Многое менялось, тускнело, сад как-то сжался, терраса растрескалась… Правда, старенький рояльчик сохранился чудом, случается же такое! – сохранился якобы потому, что виллу не разграбили, немцы приспособили её под офицерский клуб фривольного назначения, но мать с негодованием отвергала обидные слухи, запущенные скорей всего женой Грунина, после войны – заместителя отца, главного врача курорта, по административной части; мать склонялась к другой версии, согласно ней виллу занимал фашистский генерал, любивший помузицировать.
Казалось, привычная жизнь возвращалась, налаживалась – домработница подметала, официантка приносила в судках обед, садовник опрыскивал деревья какой-то гадостью, спасал урожай от червяков. Добавились удобства, скидки, ещё бы, главный врач курорта, не шутка, однако бурлящих праздников больше не было – так, отзвуки.
И не осталось от той поры снимков. Сеня Ровнер погиб на войне, летел по заданию редакции к партизанам, кукурузник сбили.
Погиб и чернокудрый композитор Женя; по радио, на танцплощадках хоть звучал его чарующий вальс, а о Сене, словно за ненадобностью, забыли.

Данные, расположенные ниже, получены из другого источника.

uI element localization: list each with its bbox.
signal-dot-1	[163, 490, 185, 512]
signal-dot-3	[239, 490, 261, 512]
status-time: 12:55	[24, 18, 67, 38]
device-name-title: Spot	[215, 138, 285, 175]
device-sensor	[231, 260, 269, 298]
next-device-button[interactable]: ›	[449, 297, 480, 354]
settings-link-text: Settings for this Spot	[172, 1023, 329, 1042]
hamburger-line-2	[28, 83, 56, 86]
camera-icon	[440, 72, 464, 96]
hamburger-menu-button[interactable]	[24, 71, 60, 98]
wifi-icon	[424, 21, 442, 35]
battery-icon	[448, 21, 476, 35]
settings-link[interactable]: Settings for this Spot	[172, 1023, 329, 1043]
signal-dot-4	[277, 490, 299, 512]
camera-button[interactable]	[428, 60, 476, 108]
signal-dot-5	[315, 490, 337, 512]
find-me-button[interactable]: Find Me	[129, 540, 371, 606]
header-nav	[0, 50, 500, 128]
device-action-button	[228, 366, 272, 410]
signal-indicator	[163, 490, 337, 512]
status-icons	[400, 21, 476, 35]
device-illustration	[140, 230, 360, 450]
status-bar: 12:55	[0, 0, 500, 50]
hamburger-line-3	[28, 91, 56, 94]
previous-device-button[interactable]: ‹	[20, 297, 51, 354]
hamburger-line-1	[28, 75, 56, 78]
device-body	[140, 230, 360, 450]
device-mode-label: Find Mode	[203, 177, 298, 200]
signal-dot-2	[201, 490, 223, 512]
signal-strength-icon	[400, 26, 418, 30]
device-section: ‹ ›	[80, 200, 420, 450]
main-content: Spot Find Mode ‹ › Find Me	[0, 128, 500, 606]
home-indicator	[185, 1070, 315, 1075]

И Соснин больше не нуждался в фотоподсказках, отчётливо помнил как сужался круг приглашённых, падал от сезона к сезону тонус компании; всего для нескольких гостей – Соркина, Нюси, троицы притихших актёров-гастролёров, кого ещё? – пел, навалясь на рояльчик, Флакс, которого мать ласково звала Франей: грустить не надо, пройдёт пора разлук… нас ждёт отрада…
Да, регулярно появлялся лишь Соркин; его встречали на пристани.
Пароход из Одессы, дымя, замирал на рейде, пассажиров к берегу доставлял шаткий пузатенький баркас, он взлетал на волнах, ухал… наконец, погрузневшего, одышливого Соркина удачно подхватывал и, поймав миг, лихо выталкивал за поравнявшийся с твердью борт рябой матрос с чапаевскими усами. Григорий Аронович, ещё не веря, что прибыл, опускал на причал чемодан в белёсом полотняном чехле на пуговицах.
Страдая от утраты величия, жаловался на качку: майн готт, до чего противно быть игрушкой Нептуна; мокрый от солёных брызг, целовался, – Риточка, безумно рад, рад! – хвалил Илюшу, – как вырос…
– Худющий, рёбра можно пересчитать, – вздыхала мать.
А Соркин рассеянно выслушивал курортные новости, доставая большой носовой платок, чтобы вытереть лоб и щёки, радостно озирался – ему нравилось в этом солнечном захолустье.
Соркин опять совмещал приятное с полезным – лечил горячей грязью обострившийся артрит, грелся в лиманной рапе, а вечерами, провалившись в шезлонг, смотрел в потухшее небо, лениво поругивал Душского, который чересчур уж вгрызся в гранит науки, манкировал… обсуждая вполголоса с матерью статью о космополитах, Григорий Аронович вдруг оборачивался: ну-ка, Илюша, что новенького на пляже? Что-то ты всё один, один, почему бы не подружиться с какой-нибудь востроглазой егозой при косичках, я в твои годы… Он пускался в воспоминания, оживлялся.